Ароквэн выбрал второй путь. Он из всех сил напрягался, но все равно не мог не опускать руки, и штыри медленно вращались и смещали суставы, растягивая мышцы, сухожилия, пока, наконец, с чавканьем кости не сломались.


Надежда Ароквэна, что начатое прервут, не доведут до конца, не сбылась. И теперь нолдо не мог не чувствовать себя в ответе за муку, которую испытал его товарищ. Химйамакиль старался, как мог, сдержать стоны и крики, но это было сверх его сил…


Когда кости оказались сломаны, и пытка завершилась — или прервалась — Химйамакиль запрокинул голову. Он больше не сможет держать меч. Нет, наверное, сможет. Он был левшой, но мог научиться сражаться и правой. Если только…


— Оставьте хотя бы вторую руку, — вырвалось у него.


Больдог хмыкнул. Пытка должна на этом была только начаться, но своим восклицанием Химмэгиль изменил планы Темных.


Нолдор ни о чем не спрашивали, но по привязанному Ларкаталу было ясно, что требовали что-то от него.

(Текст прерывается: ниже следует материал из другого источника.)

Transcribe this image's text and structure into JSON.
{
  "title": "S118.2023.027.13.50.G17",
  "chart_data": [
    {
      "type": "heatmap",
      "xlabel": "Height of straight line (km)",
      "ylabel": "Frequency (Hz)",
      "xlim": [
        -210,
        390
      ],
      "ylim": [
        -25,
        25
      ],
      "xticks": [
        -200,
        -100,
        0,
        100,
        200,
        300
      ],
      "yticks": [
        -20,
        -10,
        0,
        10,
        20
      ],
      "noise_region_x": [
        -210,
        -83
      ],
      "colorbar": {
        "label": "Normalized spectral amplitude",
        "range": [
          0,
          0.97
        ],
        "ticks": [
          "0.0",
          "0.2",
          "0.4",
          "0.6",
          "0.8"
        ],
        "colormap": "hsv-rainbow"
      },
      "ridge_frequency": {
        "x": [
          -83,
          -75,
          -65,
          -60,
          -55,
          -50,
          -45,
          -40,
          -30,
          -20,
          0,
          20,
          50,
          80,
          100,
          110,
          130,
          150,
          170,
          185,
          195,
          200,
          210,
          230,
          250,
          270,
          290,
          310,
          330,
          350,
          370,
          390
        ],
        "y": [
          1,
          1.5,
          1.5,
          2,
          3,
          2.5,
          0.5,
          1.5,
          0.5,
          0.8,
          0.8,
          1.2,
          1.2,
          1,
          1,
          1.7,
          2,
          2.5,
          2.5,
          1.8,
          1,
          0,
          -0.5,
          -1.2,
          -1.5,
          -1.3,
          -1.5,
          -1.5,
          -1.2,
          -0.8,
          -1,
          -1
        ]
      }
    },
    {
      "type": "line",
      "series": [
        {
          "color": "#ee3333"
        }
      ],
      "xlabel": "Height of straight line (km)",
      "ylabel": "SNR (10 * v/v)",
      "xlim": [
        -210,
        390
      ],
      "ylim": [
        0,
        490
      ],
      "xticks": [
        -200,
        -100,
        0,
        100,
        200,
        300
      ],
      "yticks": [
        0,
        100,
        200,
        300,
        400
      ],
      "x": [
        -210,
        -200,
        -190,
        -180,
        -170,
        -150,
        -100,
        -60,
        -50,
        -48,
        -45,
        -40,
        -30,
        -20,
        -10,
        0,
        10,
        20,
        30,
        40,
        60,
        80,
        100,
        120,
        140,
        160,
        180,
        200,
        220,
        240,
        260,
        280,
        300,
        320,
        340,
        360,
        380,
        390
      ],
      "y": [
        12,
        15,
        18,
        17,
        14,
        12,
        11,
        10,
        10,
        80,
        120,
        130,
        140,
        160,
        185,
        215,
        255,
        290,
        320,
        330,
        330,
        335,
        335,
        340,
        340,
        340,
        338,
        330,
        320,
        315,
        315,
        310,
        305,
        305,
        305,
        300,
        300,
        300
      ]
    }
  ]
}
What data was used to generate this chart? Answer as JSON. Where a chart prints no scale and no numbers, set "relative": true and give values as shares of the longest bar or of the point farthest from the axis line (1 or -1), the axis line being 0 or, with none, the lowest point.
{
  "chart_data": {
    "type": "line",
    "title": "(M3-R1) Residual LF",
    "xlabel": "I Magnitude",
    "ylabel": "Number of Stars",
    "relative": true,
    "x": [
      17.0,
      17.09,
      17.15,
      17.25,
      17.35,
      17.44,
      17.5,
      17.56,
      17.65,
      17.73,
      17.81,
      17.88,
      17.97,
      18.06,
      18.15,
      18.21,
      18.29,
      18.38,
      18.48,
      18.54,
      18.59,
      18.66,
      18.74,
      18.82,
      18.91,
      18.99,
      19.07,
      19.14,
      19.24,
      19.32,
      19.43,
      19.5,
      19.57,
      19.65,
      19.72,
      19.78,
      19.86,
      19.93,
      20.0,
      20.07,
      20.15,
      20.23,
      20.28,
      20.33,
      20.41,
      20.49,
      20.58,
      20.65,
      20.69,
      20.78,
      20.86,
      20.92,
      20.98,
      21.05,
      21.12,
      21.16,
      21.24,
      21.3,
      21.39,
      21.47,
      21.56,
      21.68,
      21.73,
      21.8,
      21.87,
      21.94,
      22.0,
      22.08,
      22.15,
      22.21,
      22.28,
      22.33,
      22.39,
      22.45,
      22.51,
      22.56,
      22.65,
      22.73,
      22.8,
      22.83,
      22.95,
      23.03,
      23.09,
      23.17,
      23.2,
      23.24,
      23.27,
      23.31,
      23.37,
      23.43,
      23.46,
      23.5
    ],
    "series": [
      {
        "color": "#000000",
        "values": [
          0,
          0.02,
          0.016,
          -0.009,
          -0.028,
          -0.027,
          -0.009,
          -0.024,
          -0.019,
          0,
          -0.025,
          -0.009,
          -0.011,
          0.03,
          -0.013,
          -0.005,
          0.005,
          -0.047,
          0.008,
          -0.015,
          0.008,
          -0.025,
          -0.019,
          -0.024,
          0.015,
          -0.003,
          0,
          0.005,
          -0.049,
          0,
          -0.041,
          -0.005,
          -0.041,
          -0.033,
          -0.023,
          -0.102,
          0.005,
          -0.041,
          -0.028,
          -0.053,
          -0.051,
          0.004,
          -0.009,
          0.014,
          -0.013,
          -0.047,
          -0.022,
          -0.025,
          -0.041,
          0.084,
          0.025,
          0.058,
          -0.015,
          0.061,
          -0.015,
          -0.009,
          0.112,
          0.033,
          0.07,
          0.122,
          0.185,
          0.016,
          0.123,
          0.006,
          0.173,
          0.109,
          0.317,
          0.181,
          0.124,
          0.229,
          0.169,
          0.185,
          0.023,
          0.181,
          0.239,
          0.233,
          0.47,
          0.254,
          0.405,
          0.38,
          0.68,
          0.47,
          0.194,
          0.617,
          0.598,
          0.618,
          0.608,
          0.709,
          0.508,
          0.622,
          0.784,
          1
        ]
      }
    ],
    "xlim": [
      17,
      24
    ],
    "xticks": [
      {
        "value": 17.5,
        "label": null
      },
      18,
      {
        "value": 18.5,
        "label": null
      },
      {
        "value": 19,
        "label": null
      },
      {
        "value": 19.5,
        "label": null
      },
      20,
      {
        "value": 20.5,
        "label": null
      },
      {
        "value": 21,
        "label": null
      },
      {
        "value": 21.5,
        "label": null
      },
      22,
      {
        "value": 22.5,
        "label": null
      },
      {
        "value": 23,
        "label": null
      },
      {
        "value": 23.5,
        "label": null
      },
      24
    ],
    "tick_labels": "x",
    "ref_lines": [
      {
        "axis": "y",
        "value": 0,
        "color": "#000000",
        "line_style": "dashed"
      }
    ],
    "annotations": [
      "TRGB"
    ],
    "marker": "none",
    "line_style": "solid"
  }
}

По лицу эльфа текли слезы, но он все равно не мог прекратить мучение друзей. Ароквэн подался вперед, он готов был просить врагов за товарища, за то, чтобы это не повторяли, но все же опустил голову, сжал зубы и промолчал.


Эвег подошел к Химйамакиль и, не церемонясь, начал вправлять переломы и закреплять кости на скорую руку. В этот раз он не чувствовал никакого удовольствия от работы, только раздражение. В прошлый раз Химйамакилю удалось достать умаиа, сейчас же он не противился.


— Больше не будешь ерепениться? — усмехнулся Эвег, глядя на то, как нолдо терпеливо подставляет ему искалеченную ладонь. Жесты целителя незаметно стали мягче, а нолдо вдруг… почти перестал ощущать боль в кисти. На большее в присутствии Больдога Эвег не осмелился, но покладистых пленников он всегда поощрял. — Я приду к тебе в камеру и закончу лечение.


С этими словами целитель отступил. Химйамакиль изумленно посмотрел на Эвэга, когда тот снял боль в изломанных пальцах. Затем нахмурился, думая: конечно, он получил это за свою просьбу. Обоих пленных отвязали и одного за другим увели, каждого в отдельную тесную деревянную клеть.